Eventually, it becomes clear to Jacques that he is truly invisible to everyone except Fleur, other imaginaries, and his despicable nemesis the dog Francoise. After this shocking and depressing discovery he joins “Imaginaries Anonymous”, a support group. There he learns about the Reassignment Office, a sort of employment agency for imaginaries which is a hilarious example of your typical governmental bureaucracy.
Jacques soon decides to leave his beloved Fleur and sets out on a quest to become “real”. Cuevas takes us into the secret world of imaginary friends – their lives, their hopes, their dreams, their fears. In reading “Confessions”, we and Jacques learn valuable lessons about friendship, commitment, and love. We also get a glimpse of what makes us important. As Jacques’s friend, Roller-Skating Cowgirl tells him, “You are only invisible as you feel.”

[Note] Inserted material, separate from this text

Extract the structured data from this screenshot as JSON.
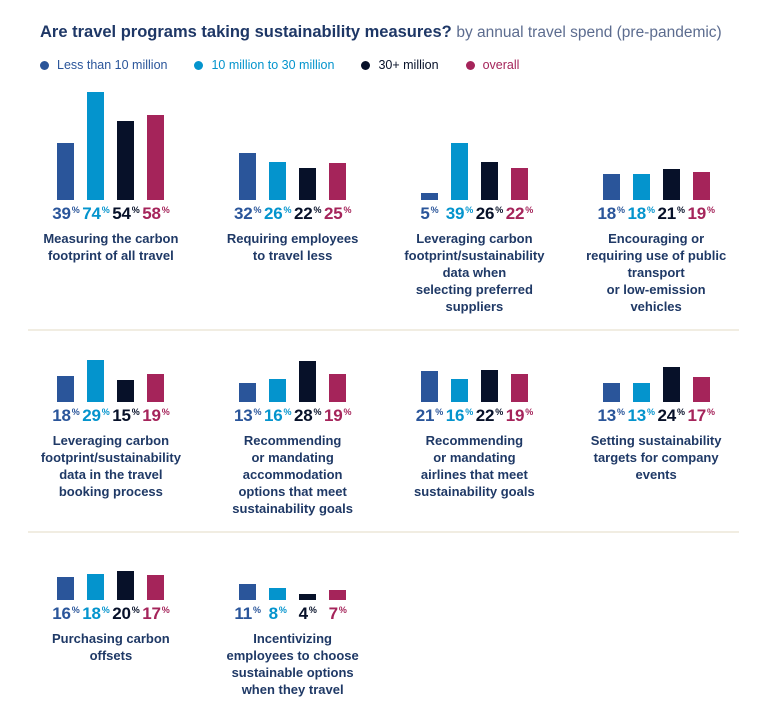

This story is filled with laugh-out-loud scenes and unexpected twists. Jacques learns what we all should hope to learn – to be the person he was meant to be while helping others along the way. This story has a sweet and satisfying ending. The only thing it lacked was just one more chapter with the unsinkable Jacques Papier.
The hardbound book has 268 pages, with occasional black and white illustrations (by Cuevas). This is a middle-grade novel (ages 9-12) (but this kidult loved it). Highly recommended. Five stars.